The Scroll Bar Icon under Form Controls.

    Fig. A2.

    The Scroll Bar Icon under Form Controls.

    Fig. A3. 
The Menu List for Format Control.

    Fig. A3.

    The Menu List for Format Control.

    Fig. A4. 
The Values to Input into the Format Control Dialog Box.

    Fig. A4.

    The Values to Input into the Format Control Dialog Box.

    Click on the scroll bar’s arrow and the corresponding values in the spreadsheet will change.

You can further link the changing scroll bar cell value to a graph. For example:

  1. Highlight cells A23:C27.

  2. From the top Menu click on Insert/Scatter and choose the left most scatterplot graph on the second row.

The diagonal line is the Profit line and the vertical is the current units sold. As you click on the scroll bar arrow, notice not only the values on the spreadsheet change, but the vertical line shifts on the graph.

One-way Data Table

To generate a one-way data table for the breakeven analysis example in Fig. 2:

  1. Input 0 to 4,000 in cells B43:B51, incrementing by 500.

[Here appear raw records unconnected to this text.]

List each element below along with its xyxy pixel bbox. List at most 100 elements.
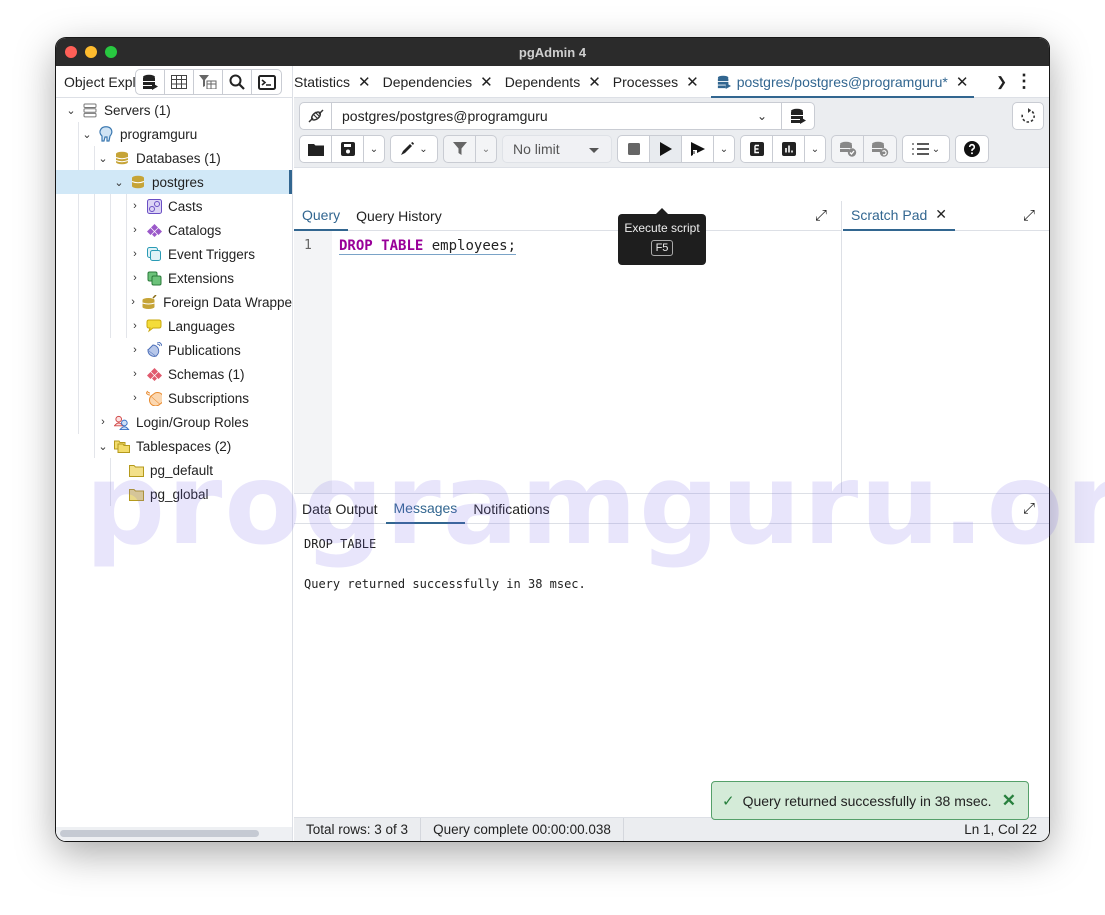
tree-node-extensions[interactable]: › Extensions <box>56 266 292 290</box>
tree-node-event-triggers[interactable]: › Event Triggers <box>56 242 292 266</box>
query-complete-status: Query complete 00:00:00.038 <box>421 817 624 841</box>
scratch-pad-textarea[interactable] <box>843 232 1049 493</box>
chevron-right-icon[interactable]: › <box>128 224 142 236</box>
transaction-button-group <box>831 135 897 163</box>
close-window-button[interactable] <box>65 46 77 58</box>
tab-query-tool[interactable]: postgres/postgres@programguru* ✕ <box>710 66 975 98</box>
chevron-down-icon[interactable]: ⌄ <box>80 128 94 141</box>
tab-messages[interactable]: Messages <box>385 494 466 524</box>
chevron-right-icon[interactable]: › <box>128 392 142 404</box>
save-file-button[interactable] <box>332 136 364 162</box>
psql-tool-button[interactable] <box>252 70 281 94</box>
chevron-right-icon[interactable]: › <box>128 320 142 332</box>
tab-scratch-pad[interactable]: Scratch Pad ✕ <box>843 201 955 231</box>
search-objects-button[interactable] <box>223 70 252 94</box>
tab-query-history[interactable]: Query History <box>348 201 450 231</box>
maximize-panel-icon[interactable]: ⤢ <box>815 207 827 224</box>
tab-statistics[interactable]: Statistics ✕ <box>294 66 371 98</box>
results-tab-bar: Data Output Messages Notifications ⤢ <box>294 494 1049 524</box>
tree-node-postgres-db[interactable]: ⌄ postgres <box>56 170 292 194</box>
horizontal-scrollbar-thumb[interactable] <box>60 830 259 837</box>
close-tab-icon[interactable]: ✕ <box>686 73 699 91</box>
explain-analyze-button[interactable] <box>773 136 805 162</box>
tree-node-casts[interactable]: › Casts <box>56 194 292 218</box>
tooltip-shortcut: F5 <box>650 240 674 256</box>
chevron-right-icon[interactable]: › <box>128 200 142 212</box>
chevron-right-icon[interactable]: › <box>128 248 142 260</box>
tree-node-languages[interactable]: › Languages <box>56 314 292 338</box>
chevron-down-icon[interactable]: ⌄ <box>112 176 126 189</box>
tab-notifications[interactable]: Notifications <box>465 494 557 524</box>
tab-dependents[interactable]: Dependents ✕ <box>505 66 601 98</box>
tree-node-databases[interactable]: ⌄ Databases (1) <box>56 146 292 170</box>
object-explorer-title[interactable]: Object Explorer <box>56 74 136 90</box>
tree-node-pg-default[interactable]: pg_default <box>56 458 292 482</box>
tab-query[interactable]: Query <box>294 201 349 231</box>
execute-with-options-button[interactable] <box>682 136 714 162</box>
chevron-right-icon[interactable]: › <box>128 344 142 356</box>
maximize-window-button[interactable] <box>105 46 117 58</box>
save-options-dropdown[interactable]: ⌄ <box>364 136 384 162</box>
explain-button[interactable] <box>741 136 773 162</box>
tablespaces-icon <box>114 440 130 453</box>
close-tab-icon[interactable]: ✕ <box>480 73 493 91</box>
row-limit-value: No limit <box>513 141 560 157</box>
chevron-down-icon[interactable]: ⌄ <box>64 104 78 117</box>
reset-layout-button[interactable] <box>1012 102 1044 130</box>
tree-node-pg-global[interactable]: pg_global <box>56 482 292 506</box>
chevron-down-icon: ⌄ <box>810 143 820 155</box>
tab-dependencies[interactable]: Dependencies ✕ <box>383 66 493 98</box>
rollback-button[interactable] <box>864 136 896 162</box>
tree-node-tablespaces[interactable]: ⌄ Tablespaces (2) <box>56 434 292 458</box>
help-button[interactable] <box>956 136 988 162</box>
chevron-down-icon[interactable]: ⌄ <box>96 440 110 453</box>
more-options-icon[interactable]: ⋮ <box>1015 71 1033 92</box>
execute-options-dropdown[interactable]: ⌄ <box>714 136 734 162</box>
maximize-panel-icon[interactable]: ⤢ <box>1023 500 1035 517</box>
stop-query-button[interactable] <box>618 136 650 162</box>
close-tab-icon[interactable]: ✕ <box>935 206 947 223</box>
foreign-data-wrappers-icon <box>142 294 157 309</box>
close-toast-icon[interactable]: ✕ <box>1002 791 1016 811</box>
filtered-rows-button[interactable] <box>194 70 223 94</box>
filter-button[interactable] <box>444 136 476 162</box>
filter-options-dropdown[interactable]: ⌄ <box>476 136 496 162</box>
macros-button[interactable]: ⌄ <box>903 136 949 162</box>
tree-node-schemas[interactable]: › Schemas (1) <box>56 362 292 386</box>
tab-processes[interactable]: Processes ✕ <box>613 66 699 98</box>
chevron-right-icon[interactable]: › <box>96 416 110 428</box>
tree-node-foreign-data-wrappers[interactable]: › Foreign Data Wrappe <box>56 290 292 314</box>
cursor-position: Ln 1, Col 22 <box>964 822 1037 837</box>
chevron-right-icon[interactable]: › <box>128 272 142 284</box>
open-file-button[interactable] <box>300 136 332 162</box>
row-limit-select[interactable]: No limit <box>502 135 612 163</box>
tab-data-output[interactable]: Data Output <box>294 494 386 524</box>
maximize-panel-icon[interactable]: ⤢ <box>1023 207 1035 224</box>
execute-script-button[interactable] <box>650 136 682 162</box>
connection-dropdown[interactable]: postgres/postgres@programguru ⌄ <box>332 103 782 129</box>
chevron-right-icon[interactable]: › <box>128 296 138 308</box>
query-tool-button[interactable] <box>136 70 165 94</box>
folder-icon <box>128 464 144 477</box>
tree-node-login-group-roles[interactable]: › Login/Group Roles <box>56 410 292 434</box>
chevron-down-icon[interactable]: ⌄ <box>96 152 110 165</box>
connection-status-button[interactable] <box>300 103 332 129</box>
view-data-button[interactable] <box>165 70 194 94</box>
new-connection-button[interactable] <box>782 103 814 129</box>
sql-editor[interactable]: DROP TABLE employees; <box>339 238 517 255</box>
explain-options-dropdown[interactable]: ⌄ <box>805 136 825 162</box>
tree-node-catalogs[interactable]: › Catalogs <box>56 218 292 242</box>
minimize-window-button[interactable] <box>85 46 97 58</box>
tree-node-subscriptions[interactable]: › Subscriptions <box>56 386 292 410</box>
chevron-right-icon[interactable]: › <box>128 368 142 380</box>
tree-node-servers[interactable]: ⌄ Servers (1) <box>56 98 292 122</box>
tree-node-publications[interactable]: › Publications <box>56 338 292 362</box>
tab-label: Dependencies <box>382 73 473 90</box>
close-tab-icon[interactable]: ✕ <box>588 73 601 91</box>
tree-node-server-programguru[interactable]: ⌄ programguru <box>56 122 292 146</box>
commit-button[interactable] <box>832 136 864 162</box>
close-tab-icon[interactable]: ✕ <box>358 73 371 91</box>
close-tab-icon[interactable]: ✕ <box>956 73 969 91</box>
tab-overflow-chevron-icon[interactable]: ❯ <box>996 74 1007 90</box>
edit-menu-button[interactable]: ⌄ <box>391 136 437 162</box>
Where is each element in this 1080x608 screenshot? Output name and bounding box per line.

  2. In cell C42 put =B13.

  3. Highlight B42:C51.

  4. Click on Data from the top menu.

  5. Under Data Tools/What-If Analysis, click on data table.

  6. Input in Column cell box B4.

  7. Click OK.

A one-way data table similar to Fig. 3 will appear.

Two-way Data Table

As shown in Fig. 5, we need to explain a few steps we did prior to producing the two-way data table:

  • In cells K18:L12, we copied the coefficients names and values.

  • In cells O9:O12, we put arbitrary initial values for each predictor variables.

  • In cell O13, given the predictor values, is the estimated house price using the regression equation, using this formula: = $ L $ 8 + SUMPRODUCT ( L 9 : L 12 , O 9 : O 12 ) .

  • The scroll bar is linked to cell O9, the number of square feet.

To produce a two-way data table showing how house prices vary as the number of bedrooms and bathrooms vary, follow these steps:

  1. As shown, in cells K17:L19 and in cells M15:Q16, put the rows and columns labels.

  2. In cell I16, put the formula =O13.

  3. Highlight I16:Q19.

  4. From the top menu, click on Data/What-If Analysis, click on data table.

  5. Row Cell input O11 and Column Cell input O10.

  6. Click OK.

Moving the scroll bar will change the number of square feet, cell O9 and corresponding, the values in the two-way data table will change. The bar chart graph will change as well since it is linked to the values in the two-way data table.

Simulation

Breakeven Analysis Example

The formulas to generate the breakeven analysis example simulation are shown in Fig. A5. In Column B, the formula is repeated for each period and calculates a possible number of units sold for a normal distribution with a mean of 1,200 and standard deviation of 200. The formulas in columns C, D, and E calculate the revenue, costs, and profit for that period given the number of units sold generated in column C. The average is calculated in cell G10, and in cell G19 the number of losses is calculated.

Fig. A5. 
The Formulas for the Breakeven Analysis Simulation.

Fig. A5.

The Formulas for the Breakeven Analysis Simulation.